Volgens
Feng Shui (de leer van de onzichtbare wind -feng- en het zichtbare
water -shui-) kunnen bouw en inrichting van een woning het leven
en de gezondheid van de bewoners positief en negatief beïnvloeden.
Feng Shui hangt samen met een filosofisch geheel van raadgevingen,
waarin chi (levenskracht) en het yin-yang principe een belangrijke
rol spelen. Feng Shui kijkt naar de werking van drie soorten chi:
de hemelse, de aardse en de persoonlijke chi. De natuurlijke cycli
en velden van energie worden beïnvloed door de werking van
de vijf dynamische elementen (hout, vuur, aarde, aarde, metaal
en water) die elkaar in beweging houden.
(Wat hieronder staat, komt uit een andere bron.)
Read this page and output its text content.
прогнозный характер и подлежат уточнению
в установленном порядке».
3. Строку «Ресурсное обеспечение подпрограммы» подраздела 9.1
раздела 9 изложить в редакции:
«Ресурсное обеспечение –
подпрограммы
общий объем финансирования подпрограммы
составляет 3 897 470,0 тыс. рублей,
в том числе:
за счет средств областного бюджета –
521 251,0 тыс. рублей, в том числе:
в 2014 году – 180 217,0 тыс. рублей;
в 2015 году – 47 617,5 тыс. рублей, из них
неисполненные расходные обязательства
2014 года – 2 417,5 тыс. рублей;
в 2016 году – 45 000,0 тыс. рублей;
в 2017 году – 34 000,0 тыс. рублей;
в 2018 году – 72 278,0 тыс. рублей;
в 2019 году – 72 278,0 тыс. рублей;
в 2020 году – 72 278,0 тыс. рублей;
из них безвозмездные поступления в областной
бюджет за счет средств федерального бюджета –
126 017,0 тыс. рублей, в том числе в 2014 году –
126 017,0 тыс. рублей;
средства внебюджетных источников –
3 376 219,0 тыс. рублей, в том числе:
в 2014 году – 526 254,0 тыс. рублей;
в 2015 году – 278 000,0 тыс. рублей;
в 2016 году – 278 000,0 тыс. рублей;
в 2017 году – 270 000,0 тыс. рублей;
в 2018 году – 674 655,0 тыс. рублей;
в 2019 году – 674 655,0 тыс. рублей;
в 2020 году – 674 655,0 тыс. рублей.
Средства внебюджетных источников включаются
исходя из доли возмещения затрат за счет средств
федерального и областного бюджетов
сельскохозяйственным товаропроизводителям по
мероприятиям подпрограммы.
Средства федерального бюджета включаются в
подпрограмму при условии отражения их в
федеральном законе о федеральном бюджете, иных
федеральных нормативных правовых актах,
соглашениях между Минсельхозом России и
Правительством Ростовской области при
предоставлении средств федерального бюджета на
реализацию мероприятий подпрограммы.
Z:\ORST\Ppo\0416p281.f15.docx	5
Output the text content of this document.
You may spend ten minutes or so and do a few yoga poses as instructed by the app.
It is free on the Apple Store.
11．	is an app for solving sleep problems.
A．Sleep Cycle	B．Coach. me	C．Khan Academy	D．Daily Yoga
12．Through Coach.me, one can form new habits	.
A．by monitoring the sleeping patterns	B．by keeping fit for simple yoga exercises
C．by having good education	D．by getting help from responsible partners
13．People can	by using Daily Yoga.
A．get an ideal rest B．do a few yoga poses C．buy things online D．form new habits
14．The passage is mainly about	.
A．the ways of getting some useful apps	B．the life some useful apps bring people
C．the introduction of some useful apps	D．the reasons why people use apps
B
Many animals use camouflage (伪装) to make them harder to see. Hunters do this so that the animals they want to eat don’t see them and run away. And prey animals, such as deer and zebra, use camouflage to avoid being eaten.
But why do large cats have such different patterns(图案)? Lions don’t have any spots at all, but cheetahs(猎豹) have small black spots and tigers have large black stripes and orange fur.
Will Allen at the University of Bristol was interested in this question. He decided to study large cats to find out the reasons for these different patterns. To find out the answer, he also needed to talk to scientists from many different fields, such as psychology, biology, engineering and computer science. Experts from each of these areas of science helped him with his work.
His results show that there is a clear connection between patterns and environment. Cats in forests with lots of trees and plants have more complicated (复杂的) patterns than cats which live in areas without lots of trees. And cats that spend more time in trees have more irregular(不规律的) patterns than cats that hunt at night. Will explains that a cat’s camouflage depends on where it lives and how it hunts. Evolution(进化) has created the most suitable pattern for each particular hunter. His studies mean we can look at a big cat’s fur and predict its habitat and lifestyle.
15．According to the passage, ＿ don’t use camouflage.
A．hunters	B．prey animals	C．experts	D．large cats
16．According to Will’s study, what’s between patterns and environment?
Bijvoorbeeld in een netwerk
van krachtlijnen die samen een elektromachnetisch veld vormen.
Met behulp van Feng Shui kun je onderzoeken of en in welke mate
hemelse en aardse energie toegang hebben tot en doorstromen in
je huis. Als een huis niet goed voelt, lijkt het opknappen of
opnieuw inrichten een nutteloze geldverspilling als de boel op
de verkeerde plaats staat, in de verkeerde richting wijst of wanneer
het een verkeerde kleur heeft. Maar soms kun je niet anders inrichten.
Dan kun je corrigeren met behulp van spiegels, kleuren en planten.
Je slaapt bijvoorbeeld het lekkerst wanneer je hoofdeinde naar
de Poolster is gericht. Als je een spiegel recht achter de ingang
plaatst, kan eventuele narigheid worden teruggekaatst naar buiten.
Een witte buitenmuur heeft hetzelfde effect. Open traptreden,
zeker bij wenteltrappen, zijn uit den boze. De oplossing is simpel:
een hoog opgroeiende potplant helpt de chi naar boven te komen.